Os pugilistas velhos e cansados
Há fascínio em velhos pugilistas. Vi imagens de Tyson, com 53 anos, a treinar-se para, brevemente, defrontar outra vez Holyfield. Se a aparente força dos golpes não surpreendeu - ainda parece capaz de «partir, pela barriga, a espinha de um homem normal», como Mailer escreveu de Foreman em O Combate - a velocidade com que se mexe continua aterradora. Tyson sempre foi assustador. Mais ficou depois de, frustrado, morder Holyfield, pois um homem assustador é ainda mais assustador quando se assusta.
Para lá do susto, há arte nestes regressos de velhos pugilistas. Tyson é artista. Até na orelha que mordeu, sim, foi artista, aquele que antes aprendeu a dominar as regras e num momento teve de quebrá-las, criando tragédia. Além do mais, neste previsível e envelhecido regresso - ideia de Tyson, escreve-se na América - há uma sujeição a outra realidade, pior, uma na qual ele já não é aquele corpo fechado, o balanço imparável de esquivas profundas, as distrações com toques quase só tamborilantes na barriga e depois os cruzados ao queixo para nocaute.
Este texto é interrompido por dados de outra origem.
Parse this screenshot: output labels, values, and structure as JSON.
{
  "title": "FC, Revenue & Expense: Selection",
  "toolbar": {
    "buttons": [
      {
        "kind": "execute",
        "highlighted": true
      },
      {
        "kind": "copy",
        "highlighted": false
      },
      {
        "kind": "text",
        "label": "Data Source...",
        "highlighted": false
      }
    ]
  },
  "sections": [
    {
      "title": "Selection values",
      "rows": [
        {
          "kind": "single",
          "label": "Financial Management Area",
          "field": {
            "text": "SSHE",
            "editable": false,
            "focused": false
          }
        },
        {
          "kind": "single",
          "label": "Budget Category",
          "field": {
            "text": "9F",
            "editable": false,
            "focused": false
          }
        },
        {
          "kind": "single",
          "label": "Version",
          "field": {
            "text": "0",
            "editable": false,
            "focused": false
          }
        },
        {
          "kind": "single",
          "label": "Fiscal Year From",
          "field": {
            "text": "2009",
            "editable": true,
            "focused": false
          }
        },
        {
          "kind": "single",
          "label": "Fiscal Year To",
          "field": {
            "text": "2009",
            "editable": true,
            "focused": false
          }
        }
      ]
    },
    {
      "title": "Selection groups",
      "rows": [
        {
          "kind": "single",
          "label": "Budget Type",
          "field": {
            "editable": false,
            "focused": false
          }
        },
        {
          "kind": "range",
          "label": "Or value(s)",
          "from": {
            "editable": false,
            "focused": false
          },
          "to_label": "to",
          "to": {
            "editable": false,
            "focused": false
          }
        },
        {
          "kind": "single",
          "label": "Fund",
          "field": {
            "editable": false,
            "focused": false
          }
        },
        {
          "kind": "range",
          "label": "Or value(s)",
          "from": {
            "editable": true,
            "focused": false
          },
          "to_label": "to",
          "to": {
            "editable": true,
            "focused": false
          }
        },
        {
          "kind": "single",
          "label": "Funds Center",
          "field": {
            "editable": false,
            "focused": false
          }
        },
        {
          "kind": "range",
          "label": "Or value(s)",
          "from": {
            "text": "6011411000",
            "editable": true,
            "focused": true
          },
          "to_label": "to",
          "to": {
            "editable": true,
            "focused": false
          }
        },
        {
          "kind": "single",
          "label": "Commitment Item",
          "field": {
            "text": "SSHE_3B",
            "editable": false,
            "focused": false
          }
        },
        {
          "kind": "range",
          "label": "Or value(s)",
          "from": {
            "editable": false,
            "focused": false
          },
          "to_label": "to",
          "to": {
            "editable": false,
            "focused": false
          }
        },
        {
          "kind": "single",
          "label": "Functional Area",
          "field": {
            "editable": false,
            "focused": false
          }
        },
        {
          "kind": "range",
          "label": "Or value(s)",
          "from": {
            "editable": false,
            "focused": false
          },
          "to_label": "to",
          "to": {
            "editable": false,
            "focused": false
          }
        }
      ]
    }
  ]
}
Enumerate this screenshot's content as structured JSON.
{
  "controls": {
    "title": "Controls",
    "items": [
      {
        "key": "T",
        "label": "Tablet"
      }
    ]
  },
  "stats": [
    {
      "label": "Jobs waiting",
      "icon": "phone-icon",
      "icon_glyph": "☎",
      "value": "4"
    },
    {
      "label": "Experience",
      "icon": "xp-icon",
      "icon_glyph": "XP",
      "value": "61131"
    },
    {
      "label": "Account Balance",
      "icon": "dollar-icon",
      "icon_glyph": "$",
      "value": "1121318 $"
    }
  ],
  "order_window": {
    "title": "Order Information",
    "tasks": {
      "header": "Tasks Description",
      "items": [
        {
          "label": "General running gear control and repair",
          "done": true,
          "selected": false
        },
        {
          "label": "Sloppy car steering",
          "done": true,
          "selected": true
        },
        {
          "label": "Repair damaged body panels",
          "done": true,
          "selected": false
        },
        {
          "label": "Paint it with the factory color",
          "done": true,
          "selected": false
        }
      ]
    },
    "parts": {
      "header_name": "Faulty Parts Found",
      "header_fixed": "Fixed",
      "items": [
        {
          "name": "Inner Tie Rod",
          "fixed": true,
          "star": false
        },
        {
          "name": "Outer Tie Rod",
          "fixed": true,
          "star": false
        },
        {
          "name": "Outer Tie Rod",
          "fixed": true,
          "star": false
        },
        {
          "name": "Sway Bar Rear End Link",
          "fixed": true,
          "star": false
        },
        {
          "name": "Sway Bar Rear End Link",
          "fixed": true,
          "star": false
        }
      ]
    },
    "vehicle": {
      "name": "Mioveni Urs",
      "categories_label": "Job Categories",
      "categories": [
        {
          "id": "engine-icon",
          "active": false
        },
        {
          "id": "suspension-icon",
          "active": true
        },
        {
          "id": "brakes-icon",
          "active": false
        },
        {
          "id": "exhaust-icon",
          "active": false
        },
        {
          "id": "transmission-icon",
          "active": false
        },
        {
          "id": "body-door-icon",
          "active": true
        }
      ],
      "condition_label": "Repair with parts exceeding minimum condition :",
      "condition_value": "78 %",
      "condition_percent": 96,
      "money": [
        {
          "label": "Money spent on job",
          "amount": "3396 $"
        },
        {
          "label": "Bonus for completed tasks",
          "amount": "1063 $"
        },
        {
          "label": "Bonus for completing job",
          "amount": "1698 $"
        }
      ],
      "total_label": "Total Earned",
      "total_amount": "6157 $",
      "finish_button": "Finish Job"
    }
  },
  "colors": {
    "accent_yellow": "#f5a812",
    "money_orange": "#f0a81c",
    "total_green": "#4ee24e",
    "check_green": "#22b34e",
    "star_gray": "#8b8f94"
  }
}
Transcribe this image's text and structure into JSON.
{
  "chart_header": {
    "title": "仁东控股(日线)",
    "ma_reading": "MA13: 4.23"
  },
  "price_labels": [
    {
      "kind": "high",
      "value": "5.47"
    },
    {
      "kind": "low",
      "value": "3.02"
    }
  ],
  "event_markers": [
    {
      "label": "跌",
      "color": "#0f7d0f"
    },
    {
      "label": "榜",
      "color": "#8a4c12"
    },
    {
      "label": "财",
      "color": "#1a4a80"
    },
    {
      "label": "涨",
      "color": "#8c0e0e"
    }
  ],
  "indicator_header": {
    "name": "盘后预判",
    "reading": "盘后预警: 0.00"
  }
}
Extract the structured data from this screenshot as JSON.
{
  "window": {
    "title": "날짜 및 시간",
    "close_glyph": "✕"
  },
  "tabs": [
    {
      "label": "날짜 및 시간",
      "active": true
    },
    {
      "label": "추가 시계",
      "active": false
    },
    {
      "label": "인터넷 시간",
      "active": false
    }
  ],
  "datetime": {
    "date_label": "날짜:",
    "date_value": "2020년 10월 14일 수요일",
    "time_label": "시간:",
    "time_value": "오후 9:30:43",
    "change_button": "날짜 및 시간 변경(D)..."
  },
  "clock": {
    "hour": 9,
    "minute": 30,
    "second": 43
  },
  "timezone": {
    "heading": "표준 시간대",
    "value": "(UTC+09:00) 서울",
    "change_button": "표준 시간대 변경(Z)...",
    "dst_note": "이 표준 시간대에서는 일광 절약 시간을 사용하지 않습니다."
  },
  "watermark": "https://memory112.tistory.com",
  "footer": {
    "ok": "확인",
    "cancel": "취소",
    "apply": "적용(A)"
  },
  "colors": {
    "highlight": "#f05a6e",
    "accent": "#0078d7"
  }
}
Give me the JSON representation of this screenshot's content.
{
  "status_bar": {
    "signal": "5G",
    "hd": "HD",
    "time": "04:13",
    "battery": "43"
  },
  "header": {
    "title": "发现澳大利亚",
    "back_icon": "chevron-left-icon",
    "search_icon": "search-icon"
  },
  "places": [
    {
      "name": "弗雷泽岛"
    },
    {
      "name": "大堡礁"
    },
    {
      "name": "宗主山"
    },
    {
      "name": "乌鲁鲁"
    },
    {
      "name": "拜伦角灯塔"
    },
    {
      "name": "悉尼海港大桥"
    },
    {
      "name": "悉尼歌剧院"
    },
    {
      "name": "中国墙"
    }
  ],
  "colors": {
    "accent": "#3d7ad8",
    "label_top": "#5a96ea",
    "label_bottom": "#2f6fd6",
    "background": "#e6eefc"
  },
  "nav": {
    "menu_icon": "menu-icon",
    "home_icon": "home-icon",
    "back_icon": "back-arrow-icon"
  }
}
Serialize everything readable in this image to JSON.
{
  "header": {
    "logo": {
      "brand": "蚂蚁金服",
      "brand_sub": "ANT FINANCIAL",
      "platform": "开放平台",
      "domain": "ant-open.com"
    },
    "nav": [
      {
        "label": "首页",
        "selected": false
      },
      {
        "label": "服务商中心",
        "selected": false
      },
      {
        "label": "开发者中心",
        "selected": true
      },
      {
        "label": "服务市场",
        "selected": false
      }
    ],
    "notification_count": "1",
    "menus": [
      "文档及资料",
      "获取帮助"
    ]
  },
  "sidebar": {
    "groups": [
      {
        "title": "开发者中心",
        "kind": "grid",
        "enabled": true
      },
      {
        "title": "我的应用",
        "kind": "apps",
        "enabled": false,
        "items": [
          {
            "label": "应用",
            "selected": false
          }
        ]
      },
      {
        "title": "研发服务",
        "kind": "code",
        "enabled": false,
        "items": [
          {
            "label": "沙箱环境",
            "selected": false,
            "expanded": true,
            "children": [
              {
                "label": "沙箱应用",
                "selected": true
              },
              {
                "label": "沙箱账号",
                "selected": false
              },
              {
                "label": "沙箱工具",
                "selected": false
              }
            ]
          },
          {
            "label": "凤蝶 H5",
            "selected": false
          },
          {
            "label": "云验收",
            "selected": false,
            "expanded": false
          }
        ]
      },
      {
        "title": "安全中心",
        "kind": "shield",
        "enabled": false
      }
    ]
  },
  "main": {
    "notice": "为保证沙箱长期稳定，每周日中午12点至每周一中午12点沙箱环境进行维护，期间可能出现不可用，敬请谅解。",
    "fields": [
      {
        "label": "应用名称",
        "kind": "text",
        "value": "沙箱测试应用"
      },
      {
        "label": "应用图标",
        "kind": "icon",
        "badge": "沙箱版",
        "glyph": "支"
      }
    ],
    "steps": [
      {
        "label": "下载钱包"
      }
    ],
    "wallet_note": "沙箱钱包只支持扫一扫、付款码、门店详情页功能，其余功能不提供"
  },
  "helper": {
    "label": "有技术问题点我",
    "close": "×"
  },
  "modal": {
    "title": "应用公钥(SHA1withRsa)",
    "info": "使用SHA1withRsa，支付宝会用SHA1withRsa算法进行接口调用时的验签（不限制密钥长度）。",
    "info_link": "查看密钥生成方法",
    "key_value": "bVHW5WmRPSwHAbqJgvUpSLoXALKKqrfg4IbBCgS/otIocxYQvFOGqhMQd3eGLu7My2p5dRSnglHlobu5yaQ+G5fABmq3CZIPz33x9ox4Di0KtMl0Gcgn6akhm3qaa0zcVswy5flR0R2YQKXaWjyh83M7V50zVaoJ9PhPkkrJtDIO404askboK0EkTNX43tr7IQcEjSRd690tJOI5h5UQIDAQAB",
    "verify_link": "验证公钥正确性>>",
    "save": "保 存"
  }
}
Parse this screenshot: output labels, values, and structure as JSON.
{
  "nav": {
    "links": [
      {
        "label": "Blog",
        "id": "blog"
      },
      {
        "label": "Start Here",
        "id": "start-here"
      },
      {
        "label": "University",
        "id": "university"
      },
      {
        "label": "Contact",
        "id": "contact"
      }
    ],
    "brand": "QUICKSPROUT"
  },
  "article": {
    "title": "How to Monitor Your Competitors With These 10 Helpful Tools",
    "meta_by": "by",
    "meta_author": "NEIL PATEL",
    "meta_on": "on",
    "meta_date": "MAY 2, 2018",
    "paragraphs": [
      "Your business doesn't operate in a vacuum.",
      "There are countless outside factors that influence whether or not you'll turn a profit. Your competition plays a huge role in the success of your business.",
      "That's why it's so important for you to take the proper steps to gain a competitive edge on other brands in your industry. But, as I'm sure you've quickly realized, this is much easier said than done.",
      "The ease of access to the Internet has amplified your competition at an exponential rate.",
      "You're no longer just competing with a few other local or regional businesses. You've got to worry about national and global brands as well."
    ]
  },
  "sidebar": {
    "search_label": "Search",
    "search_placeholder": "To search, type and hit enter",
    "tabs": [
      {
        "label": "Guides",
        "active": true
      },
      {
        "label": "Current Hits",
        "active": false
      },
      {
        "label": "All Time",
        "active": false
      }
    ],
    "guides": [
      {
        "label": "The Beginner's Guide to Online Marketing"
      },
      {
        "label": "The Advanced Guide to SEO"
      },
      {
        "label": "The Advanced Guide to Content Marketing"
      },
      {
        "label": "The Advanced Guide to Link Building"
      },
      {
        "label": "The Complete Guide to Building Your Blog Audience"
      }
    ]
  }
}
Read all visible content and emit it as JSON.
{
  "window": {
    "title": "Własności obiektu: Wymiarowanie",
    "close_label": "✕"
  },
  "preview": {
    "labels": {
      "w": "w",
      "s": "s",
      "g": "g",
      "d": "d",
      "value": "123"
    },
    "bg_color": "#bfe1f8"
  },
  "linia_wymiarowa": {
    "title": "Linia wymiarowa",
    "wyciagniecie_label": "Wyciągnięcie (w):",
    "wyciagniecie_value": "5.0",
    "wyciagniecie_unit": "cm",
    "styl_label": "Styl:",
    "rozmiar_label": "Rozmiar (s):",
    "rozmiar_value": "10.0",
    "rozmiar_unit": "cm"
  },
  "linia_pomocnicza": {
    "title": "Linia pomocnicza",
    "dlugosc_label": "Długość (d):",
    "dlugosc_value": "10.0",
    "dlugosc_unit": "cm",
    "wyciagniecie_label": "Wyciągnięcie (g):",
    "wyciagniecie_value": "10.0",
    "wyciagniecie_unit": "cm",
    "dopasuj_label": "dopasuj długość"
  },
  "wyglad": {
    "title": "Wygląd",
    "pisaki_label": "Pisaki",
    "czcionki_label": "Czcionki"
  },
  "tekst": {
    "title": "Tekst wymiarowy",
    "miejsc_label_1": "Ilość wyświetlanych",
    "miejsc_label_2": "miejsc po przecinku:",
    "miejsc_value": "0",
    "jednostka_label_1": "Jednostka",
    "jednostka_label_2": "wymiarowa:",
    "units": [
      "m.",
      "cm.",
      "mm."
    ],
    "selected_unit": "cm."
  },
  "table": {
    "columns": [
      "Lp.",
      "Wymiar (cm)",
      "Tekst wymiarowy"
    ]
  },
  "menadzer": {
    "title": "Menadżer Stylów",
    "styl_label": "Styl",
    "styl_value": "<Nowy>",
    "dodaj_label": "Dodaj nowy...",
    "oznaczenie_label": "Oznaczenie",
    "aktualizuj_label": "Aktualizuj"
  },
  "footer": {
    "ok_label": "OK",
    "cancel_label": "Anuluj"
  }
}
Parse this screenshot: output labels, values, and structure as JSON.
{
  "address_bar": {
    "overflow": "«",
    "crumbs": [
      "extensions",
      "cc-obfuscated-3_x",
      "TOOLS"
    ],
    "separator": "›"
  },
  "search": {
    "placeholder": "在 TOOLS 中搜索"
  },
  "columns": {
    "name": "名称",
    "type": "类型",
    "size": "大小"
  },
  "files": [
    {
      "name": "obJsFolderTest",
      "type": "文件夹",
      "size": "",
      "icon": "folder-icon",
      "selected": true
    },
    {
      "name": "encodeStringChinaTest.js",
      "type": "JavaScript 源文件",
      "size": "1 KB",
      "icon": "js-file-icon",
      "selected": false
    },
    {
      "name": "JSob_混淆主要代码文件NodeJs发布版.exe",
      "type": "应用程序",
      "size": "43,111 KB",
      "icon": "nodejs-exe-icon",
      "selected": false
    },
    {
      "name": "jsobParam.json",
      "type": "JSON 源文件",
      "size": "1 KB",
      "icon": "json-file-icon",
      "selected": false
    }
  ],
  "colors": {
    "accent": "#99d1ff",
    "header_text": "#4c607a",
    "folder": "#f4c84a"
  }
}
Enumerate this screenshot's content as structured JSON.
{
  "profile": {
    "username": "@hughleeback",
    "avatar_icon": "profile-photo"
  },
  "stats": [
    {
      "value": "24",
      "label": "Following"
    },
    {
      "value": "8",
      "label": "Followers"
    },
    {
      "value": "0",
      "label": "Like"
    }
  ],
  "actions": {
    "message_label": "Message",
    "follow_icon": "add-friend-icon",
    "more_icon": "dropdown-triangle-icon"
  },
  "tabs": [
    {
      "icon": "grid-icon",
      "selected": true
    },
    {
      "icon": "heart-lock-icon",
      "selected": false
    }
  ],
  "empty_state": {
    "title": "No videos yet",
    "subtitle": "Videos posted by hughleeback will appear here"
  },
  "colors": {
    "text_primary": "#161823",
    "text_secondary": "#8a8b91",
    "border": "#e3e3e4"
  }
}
E não sendo o que foi, Tyson manifesta outra forma de expressão artística, a de recusar que o tempo tenha passado. Um velho pugilista é um museu.
Aliás, há velhos lutadores em museus: o Nacional Romano expõe uma estátua grega, de a. C., O Pugilista em Repouso. É de um admirável realismo, um homem cansado, inchado, de boca aberta, olhos para dentro, manchas de sangue noutros tons de bronze, mãos ligadas por tiras de couro. É a lembrança de um herói que representou a cidade e venceu, porquanto aos derrotados não se erguiam estátuas, e desde aí se sabe que há irremediavelmente algo de perfeito em quem domina a mais antiga, solitária e justa das lutas. O velho pugilista cria arte, até que um dia ele próprio começa a tornar-se na obra que vai criando.